The bouda unhinged his jaws. “Motherrrrfuckrr,” Ascanio snarled.
Most shapeshifters couldn’t speak in warrior form. Their jaws didn’t fit together correctly. Hugh was right before. It was better to kill the kid now and avoid complications.
“You used us as bait!”
“Shut up,” Hugh told him. “You’re still breathing.”
“How did you know?”
“I knew because I’ve been a warlord longer than you’ve been alive.” Hugh nodded at a fresh detachment of Dogs riding up to them. “This is your escort to the ley line.”
“You could’ve told us!”
“You wouldn’t have believed me. Tell Shrapshire I have no problem with him when you get home.”
Ascanio towered
over him.
“Are you going to stand here all day with your dick in your hand? You’re losing the light.”
The kid turned, snarling orders under his breath.
He watched the shapeshifter wagons roll past him, the shapeshifters in warrior forms running along the sides, their horses hitched to the back. A little girl, no more than two or three, stared at him from the second wagon, her big dark eyes round and terrified on her brown face.
She would get where she needed to go. They did that much.
For some odd reason, that thought brought Hugh satisfaction. He puzzled over it. It shouldn’t have mattered. She was a random child. She didn’t belong to any of his people. They had no connection to each other and he would never see her again.
“Preceptor,” Lamar said next to him.
Hugh rested the sword on his shoulder and turned.
A figure in a green dress stood on the wall of the castle. He couldn’t see her face, but she stood with her feet planted and her arms crossed.
He growled low in his throat.
“Do you require backup?” Lamar asked quietly.
“No.” Elara was his wife. He would handle her himself. For now, he’d let her stew.

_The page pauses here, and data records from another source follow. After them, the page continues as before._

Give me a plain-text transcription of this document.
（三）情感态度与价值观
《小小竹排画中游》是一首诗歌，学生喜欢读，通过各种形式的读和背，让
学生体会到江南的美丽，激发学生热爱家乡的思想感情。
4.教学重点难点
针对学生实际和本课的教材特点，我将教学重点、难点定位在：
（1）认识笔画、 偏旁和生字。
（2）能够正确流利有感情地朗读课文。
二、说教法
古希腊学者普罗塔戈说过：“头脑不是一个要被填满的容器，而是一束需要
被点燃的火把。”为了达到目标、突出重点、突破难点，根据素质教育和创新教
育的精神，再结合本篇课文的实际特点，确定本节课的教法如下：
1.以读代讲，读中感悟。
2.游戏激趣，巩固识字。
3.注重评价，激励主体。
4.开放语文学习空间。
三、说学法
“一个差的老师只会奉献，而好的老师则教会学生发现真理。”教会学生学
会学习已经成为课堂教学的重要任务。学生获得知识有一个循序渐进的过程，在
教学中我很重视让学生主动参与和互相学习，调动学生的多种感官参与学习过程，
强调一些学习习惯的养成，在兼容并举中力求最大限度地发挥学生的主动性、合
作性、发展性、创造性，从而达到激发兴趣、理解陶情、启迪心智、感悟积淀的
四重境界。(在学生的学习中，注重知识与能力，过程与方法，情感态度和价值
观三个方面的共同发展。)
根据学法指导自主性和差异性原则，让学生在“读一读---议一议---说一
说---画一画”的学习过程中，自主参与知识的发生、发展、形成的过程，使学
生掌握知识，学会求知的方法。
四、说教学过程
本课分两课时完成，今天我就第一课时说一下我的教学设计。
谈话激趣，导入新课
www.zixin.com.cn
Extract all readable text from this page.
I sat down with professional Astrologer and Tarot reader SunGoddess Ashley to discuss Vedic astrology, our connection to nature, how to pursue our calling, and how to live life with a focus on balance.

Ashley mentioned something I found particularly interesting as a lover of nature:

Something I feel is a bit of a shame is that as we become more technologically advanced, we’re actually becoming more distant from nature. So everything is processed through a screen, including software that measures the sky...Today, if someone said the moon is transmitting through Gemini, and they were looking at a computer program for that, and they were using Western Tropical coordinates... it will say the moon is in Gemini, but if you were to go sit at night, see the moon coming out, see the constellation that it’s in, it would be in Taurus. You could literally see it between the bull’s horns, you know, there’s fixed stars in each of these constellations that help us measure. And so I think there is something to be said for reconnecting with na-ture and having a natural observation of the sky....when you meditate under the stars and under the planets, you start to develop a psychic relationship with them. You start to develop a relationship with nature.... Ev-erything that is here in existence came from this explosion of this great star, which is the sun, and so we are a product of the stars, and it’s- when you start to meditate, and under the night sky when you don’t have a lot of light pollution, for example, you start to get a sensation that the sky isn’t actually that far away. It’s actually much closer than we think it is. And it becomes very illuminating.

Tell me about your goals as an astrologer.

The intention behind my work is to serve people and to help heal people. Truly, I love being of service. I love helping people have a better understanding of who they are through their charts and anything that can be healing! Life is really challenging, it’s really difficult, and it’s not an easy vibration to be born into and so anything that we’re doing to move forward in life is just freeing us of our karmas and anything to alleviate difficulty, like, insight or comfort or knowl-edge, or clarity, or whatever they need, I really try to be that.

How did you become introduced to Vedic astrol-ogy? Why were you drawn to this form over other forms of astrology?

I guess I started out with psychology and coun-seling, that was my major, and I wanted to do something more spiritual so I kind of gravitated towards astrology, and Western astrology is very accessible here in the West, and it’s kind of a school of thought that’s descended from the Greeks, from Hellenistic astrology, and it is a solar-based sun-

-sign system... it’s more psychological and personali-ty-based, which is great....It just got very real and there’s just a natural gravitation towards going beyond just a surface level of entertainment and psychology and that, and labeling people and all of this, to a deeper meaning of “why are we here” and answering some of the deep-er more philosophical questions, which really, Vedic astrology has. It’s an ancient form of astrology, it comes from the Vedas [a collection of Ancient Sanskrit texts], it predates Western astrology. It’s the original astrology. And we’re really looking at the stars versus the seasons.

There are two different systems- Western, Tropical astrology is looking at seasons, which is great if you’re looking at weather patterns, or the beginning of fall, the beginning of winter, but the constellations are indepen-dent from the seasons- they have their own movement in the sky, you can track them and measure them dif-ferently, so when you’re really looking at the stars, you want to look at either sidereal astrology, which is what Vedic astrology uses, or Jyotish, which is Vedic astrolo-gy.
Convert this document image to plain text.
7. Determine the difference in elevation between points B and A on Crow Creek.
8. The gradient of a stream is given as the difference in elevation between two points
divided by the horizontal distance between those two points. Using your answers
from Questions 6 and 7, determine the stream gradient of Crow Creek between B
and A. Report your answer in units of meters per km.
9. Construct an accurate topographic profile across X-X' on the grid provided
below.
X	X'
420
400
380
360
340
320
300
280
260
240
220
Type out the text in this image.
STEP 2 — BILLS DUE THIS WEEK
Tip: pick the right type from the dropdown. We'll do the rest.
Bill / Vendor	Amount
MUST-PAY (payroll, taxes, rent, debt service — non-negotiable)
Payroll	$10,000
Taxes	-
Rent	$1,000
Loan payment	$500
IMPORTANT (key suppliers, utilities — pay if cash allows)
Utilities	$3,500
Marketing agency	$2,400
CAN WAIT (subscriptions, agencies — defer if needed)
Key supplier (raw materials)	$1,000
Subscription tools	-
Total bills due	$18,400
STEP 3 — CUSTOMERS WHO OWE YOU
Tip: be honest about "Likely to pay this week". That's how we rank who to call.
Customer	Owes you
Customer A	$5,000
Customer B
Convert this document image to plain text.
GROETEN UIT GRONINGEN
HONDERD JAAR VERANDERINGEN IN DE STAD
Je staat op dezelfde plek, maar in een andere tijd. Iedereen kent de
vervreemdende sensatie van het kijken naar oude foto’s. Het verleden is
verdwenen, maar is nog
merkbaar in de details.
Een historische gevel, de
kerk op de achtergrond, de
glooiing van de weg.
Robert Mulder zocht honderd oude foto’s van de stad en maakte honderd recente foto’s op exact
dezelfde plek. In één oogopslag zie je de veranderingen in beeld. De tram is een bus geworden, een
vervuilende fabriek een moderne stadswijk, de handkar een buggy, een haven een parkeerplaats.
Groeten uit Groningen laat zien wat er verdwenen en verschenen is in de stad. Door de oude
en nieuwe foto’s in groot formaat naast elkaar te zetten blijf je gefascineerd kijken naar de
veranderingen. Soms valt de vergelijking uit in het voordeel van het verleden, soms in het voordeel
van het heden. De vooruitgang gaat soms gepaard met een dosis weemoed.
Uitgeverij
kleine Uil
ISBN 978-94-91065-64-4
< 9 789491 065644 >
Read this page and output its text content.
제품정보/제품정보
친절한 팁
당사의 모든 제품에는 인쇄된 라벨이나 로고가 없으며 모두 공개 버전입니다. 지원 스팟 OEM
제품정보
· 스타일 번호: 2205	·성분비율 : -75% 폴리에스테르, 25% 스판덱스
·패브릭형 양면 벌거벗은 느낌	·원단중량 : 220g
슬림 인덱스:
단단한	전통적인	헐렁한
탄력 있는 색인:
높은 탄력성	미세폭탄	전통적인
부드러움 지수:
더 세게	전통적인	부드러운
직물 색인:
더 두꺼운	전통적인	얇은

Hugh took his time supervising the loading of the undead bodies on the cart. By that point, a group of Elara’s people had showed up with bags of salt, and jugs of water and gasoline, and set about purging the traces of undead blood. When Hugh truly had nothing left to do, he whistled for Bucky and rode him back to the castle, the Dogs and the wagon loaded with undead right behind him.
He got there just as Bale came running from within the castle, half-dressed, his hair sticking up.
“Vampires!” Bale bellowed and pointed behind them. “You fought vampires and I didn’t get to go?”
The Dogs snickered. Hugh cracked a smile.
“It was a glorious battle,” Lamar said. “You slept through it all.”
Bale stared at him, incredulous. “You took Lamar? Lamar instead of me?”
“Don’t worry,” Lamar said. “I’ll tell you all about it.”
Bale shook his arms and howled at the sky. “There is no justice in the world!”